Suara hati yang jernih (pure conscience) sebenarnya muncul bukan dari sebuah nafsu atau pemaksaan kehendak, namun dari ketenangan jiwa atau spiritualitas yang baik.  Suara hati bisa berfungsi sebagai penasehat sekaligus benteng yang memberikan nasehat dan peringatan. Dari filter mental yang kita miliki, suara hati sebenarnya menunjukkan eksistensinya, namun banyak sekarang ini ‘filter’ yang kotor karena tidak pernah dibersihkan dengan melihat secara jernih sebuah duduk perkara atau kejadian.  Yang ditonjolkan adalah emosi, nafsu dan berbagai keinginan yang minta selalu dipuaskan.  Sehingga wajar ketika suara hati tidak lagi ‘bersuara’ dan malah digantikan dengan suara yang berasal dari keinginan rendah kita.

Manusia adalah makhluk holistik, dan dipercaya memiliki cahaya saat awal dilahirkan. Cahaya ini merujuk pada keseimbangan, keselarasan dan kemurnian diri. Apa yang kita serap dari kesadaran akan diri dan pengaruh yang tercipta dalam hubungannya dengan alam semesta merupakan nutrisi bagi suara hati.  Menurut penulis, suara hati bukanlah suara setan maupun malaikat, namun ia adalah pancaran dari dalam lubuk hati terdalam yang memiliki dua dimensi,

  • pertama dari proses pengembangan mental positif secara sadar dan tidak sadar yang telah melekat atau tertanam dalam pikiran bawah sadar kita, dan diluar dari persepsi atau pandangan subyektif kita.
  • Dimensi kedua adalah dimensi spiritual, yakni dimensi yang mencakup kesadaran kosmik atau kesadaran yang lebih tinggi dari dan terhadap alam semesta dan Sang Pencipta itu sendiri.

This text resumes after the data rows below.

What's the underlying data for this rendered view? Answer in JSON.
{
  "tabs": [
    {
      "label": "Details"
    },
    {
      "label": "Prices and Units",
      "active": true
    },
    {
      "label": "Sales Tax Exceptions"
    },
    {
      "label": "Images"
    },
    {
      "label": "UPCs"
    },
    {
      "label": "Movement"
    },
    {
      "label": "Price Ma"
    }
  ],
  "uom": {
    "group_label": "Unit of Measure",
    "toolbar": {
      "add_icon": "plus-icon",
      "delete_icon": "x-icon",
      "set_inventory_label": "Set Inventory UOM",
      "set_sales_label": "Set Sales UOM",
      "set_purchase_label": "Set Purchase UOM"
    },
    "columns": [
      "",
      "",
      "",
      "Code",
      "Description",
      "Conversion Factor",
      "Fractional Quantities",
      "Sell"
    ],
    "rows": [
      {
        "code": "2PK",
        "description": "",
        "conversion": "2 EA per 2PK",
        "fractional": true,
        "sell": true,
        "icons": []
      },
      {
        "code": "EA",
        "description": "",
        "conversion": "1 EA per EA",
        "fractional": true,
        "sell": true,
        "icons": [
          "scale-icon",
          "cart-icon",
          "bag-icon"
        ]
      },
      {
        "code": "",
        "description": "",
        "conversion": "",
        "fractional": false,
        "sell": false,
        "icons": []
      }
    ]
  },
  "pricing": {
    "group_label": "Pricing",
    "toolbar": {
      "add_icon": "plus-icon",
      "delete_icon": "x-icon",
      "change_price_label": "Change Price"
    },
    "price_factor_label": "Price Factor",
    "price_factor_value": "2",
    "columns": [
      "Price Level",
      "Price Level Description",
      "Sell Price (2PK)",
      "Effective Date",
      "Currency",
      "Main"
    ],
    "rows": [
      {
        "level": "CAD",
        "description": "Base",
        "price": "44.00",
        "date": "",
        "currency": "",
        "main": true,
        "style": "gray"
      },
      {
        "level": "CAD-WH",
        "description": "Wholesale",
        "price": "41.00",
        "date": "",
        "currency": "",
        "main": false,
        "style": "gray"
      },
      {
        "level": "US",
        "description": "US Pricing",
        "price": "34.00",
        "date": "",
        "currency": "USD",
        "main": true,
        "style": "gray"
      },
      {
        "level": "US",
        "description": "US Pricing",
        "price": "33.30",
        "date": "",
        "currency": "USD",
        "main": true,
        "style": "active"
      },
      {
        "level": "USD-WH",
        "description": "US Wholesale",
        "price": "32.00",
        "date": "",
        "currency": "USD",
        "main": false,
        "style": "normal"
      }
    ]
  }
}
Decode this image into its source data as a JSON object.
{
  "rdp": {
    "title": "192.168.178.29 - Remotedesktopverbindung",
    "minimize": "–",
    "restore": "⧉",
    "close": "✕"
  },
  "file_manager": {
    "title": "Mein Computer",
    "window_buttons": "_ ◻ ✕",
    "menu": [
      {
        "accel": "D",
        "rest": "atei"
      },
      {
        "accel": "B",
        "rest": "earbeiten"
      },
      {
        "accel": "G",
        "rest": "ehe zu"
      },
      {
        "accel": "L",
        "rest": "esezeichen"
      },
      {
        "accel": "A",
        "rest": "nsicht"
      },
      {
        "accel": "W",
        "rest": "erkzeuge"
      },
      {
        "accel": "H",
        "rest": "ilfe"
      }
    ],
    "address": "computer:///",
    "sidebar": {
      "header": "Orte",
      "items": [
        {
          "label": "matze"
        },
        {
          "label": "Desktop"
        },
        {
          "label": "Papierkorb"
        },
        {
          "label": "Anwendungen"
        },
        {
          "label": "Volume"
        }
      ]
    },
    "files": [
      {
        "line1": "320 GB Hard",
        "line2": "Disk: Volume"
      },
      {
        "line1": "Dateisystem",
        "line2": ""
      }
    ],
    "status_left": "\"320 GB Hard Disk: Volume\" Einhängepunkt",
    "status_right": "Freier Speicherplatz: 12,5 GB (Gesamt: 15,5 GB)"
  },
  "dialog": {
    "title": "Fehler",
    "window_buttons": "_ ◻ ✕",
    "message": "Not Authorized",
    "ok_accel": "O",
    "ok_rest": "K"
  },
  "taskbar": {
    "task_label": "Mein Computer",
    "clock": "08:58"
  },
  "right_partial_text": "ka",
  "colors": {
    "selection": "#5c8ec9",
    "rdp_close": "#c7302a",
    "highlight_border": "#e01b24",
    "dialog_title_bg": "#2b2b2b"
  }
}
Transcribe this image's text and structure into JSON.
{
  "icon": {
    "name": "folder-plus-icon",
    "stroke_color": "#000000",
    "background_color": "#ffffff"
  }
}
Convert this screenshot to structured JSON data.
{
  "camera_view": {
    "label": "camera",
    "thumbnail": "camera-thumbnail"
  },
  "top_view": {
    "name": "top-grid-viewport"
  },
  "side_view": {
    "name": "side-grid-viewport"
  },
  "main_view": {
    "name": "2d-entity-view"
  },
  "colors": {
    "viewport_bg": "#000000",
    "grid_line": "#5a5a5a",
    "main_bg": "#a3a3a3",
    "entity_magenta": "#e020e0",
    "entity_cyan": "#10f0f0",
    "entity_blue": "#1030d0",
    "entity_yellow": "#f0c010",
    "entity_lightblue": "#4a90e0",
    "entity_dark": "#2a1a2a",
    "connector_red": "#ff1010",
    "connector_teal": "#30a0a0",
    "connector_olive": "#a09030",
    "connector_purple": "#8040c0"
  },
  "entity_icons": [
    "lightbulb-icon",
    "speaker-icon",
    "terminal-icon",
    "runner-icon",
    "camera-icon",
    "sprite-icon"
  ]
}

Merawat hati dengan cara mengurangi debu dan kotoran akibat nafsu rendah dan gangguan emosional, kemudian menjernihkannya melalui berbagai teknik spiritualitas yang diyakini oleh high consciousness (kesadaran tinggi) kita merupakan cara yang efektif untuk kembali merasakan suara hati yang jernih (pure conscience).  Dalam beberapa agama dan keyakinan dikenal teknik seperti berpuasa, hidup dalam kesadaran meditatif, berzikir dan sebagainya yang akan mengembalikan suara hati menjadi jernih sehingga pencapaian spiritualitas dapat ditingkatkan lebih mudah dan seiring dengan itu akan terjadi sebuah transformasi spiritual menuju pencerahan.

Suara hati berbeda dari halusinasi auditory karena halusinasi bersifat semu. Sekalipun terasa masih terkait dengan kondisi yang pernah dialami dan suara ‘astral’, namun jika itu terjadi, anggaplah sebagai fenomena yang menunjukkan bahwa kita butuh beristirahat dari aktivitas yang mungkin terjadi secara intense bahkan berlebih, dan dipengaruhi oleh faktor-faktor psikologis yang tidak memberdayakan.  Oleh sebab itu, agar suara hati tetap memiliki hakikat aslinya, kita kembalikan pada kesadaran tinggi dan kesadaran murni kita tanpa mencampuradukkan dengan persepsi atau peta mental kita yang sering bias.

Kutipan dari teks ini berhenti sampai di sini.